Scritto da: il 08.11.10
Articolo scritto da . Carlo Lo Re, giornalista e saggista, è un esperto di politica estera e terrorismo internazionale. Rientrato da qualche anno in Sicilia dopo un quasi ventennale “tour” d'Italia e d'Europa, vive a Catania, dove si occupa di economia e comunicazione.

Il discorso di Gianfranco Fini alla convention perugina di Futuro e Libertà, oggettivamente, è stato un buon discorso. Chiaro, di cesura totale, radicalmente ostile al premier Silvio Berlusconi, del quale sono state chieste le dimissioni, propositivo nei confronti degli eventuali futuri alleati. Dopo mesi e mesi di battaglie di logoramento, quindi, il leader della formazione ex nazionalista è passato in vantaggio nella guerra mediatica contro il premier. Il che, bisogna dargliene atto, non è cosa da poco, essendo arcinoto lo strapotere di Berlusconi in campo televisivo e giornalistico in generale. Ora il “pallino” lo hanno altri. Umberto Bossi e Silvio Berlusconi, innanzitutto. Ma anche Pier Ferdinando Casino e Pierluigi Bersani, cui Fini ha teso una mano che entrambi tentennano a stringere. E dire che la strategia riformista del presidente della Camera dovrebbe essere un invito a nozze per Bersani. Ed invece nulla. Solo freddezza. Davvero Berlusconi può sempre contare sul Pd, non c’è che dire …

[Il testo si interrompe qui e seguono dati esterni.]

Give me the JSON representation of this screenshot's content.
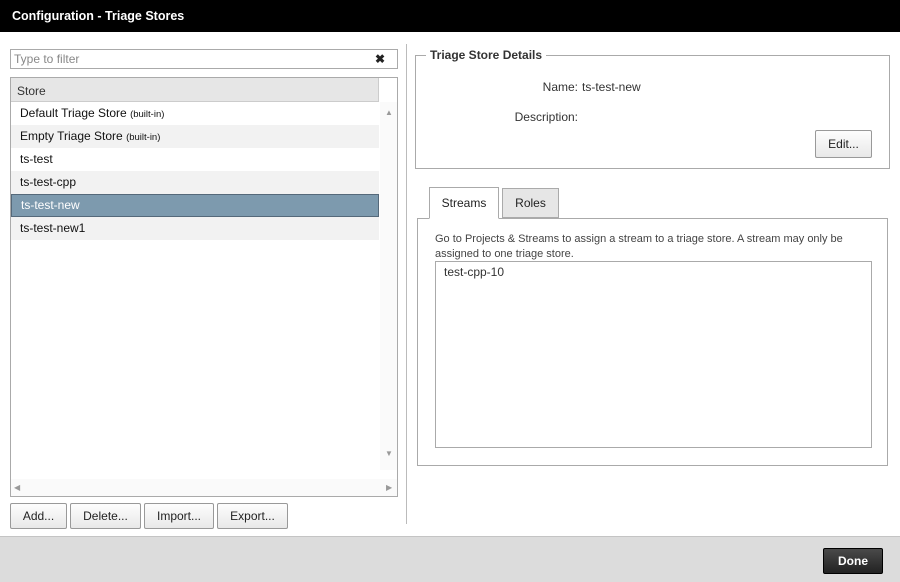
{
  "window": {
    "title": "Configuration - Triage Stores"
  },
  "filter": {
    "placeholder": "Type to filter",
    "value": ""
  },
  "store_list": {
    "column_header": "Store",
    "rows": [
      {
        "label": "Default Triage Store",
        "tag": "(built-in)",
        "selected": false
      },
      {
        "label": "Empty Triage Store",
        "tag": "(built-in)",
        "selected": false
      },
      {
        "label": "ts-test",
        "tag": "",
        "selected": false
      },
      {
        "label": "ts-test-cpp",
        "tag": "",
        "selected": false
      },
      {
        "label": "ts-test-new",
        "tag": "",
        "selected": true
      },
      {
        "label": "ts-test-new1",
        "tag": "",
        "selected": false
      }
    ]
  },
  "list_buttons": {
    "add": "Add...",
    "delete": "Delete...",
    "import": "Import...",
    "export": "Export..."
  },
  "details": {
    "legend": "Triage Store Details",
    "name_label": "Name:",
    "name_value": "ts-test-new",
    "description_label": "Description:",
    "description_value": "",
    "edit_button": "Edit..."
  },
  "tabs": [
    {
      "label": "Streams",
      "active": true
    },
    {
      "label": "Roles",
      "active": false
    }
  ],
  "streams_panel": {
    "help_text": "Go to Projects & Streams to assign a stream to a triage store. A stream may only be assigned to one triage store.",
    "items": [
      "test-cpp-10"
    ]
  },
  "footer": {
    "done_button": "Done"
  },
  "colors": {
    "titlebar": "#000000",
    "selection": "#7d9aae",
    "footer": "#dcdcdc",
    "done_button": "#333333"
  }
}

A questo punto, Lega Nord e Pdl, che hanno solo perso tempo decidendo in estate di non andare a votare il prima possibile, possono solo tentare di “decapitare” la formazione di Fini andando alle urne subito. Perché è chiaro che se Fli avrà il tempo di organizzarsi seriamente e di strutturarsi sul territorio potrà dire la sua, a tutto detrimento degli ex alleati. Anche se una “conta” globale dei consensi non è detto che debba per forza premiare Fini. Quali alleanze sono infatti possibili per gli ex di An? Che rassemblement può sorgere attorno a (o anche soltanto con) un ex missino che da anni corre verso un centro che sembra spostarsi sempre più a sinistra man mano che vi si avvicina?

Insomma, non è da escludersi che le urne, di cui un po’ tutti in questi giorni stanno mostrando di aver paura, finiscano con il non premiare poi più di tanto Fini. Meglio quindi che (per ora) si accontenti della buona vittoria di Perugia. Continuando a tessere la sua tela ultrariformista.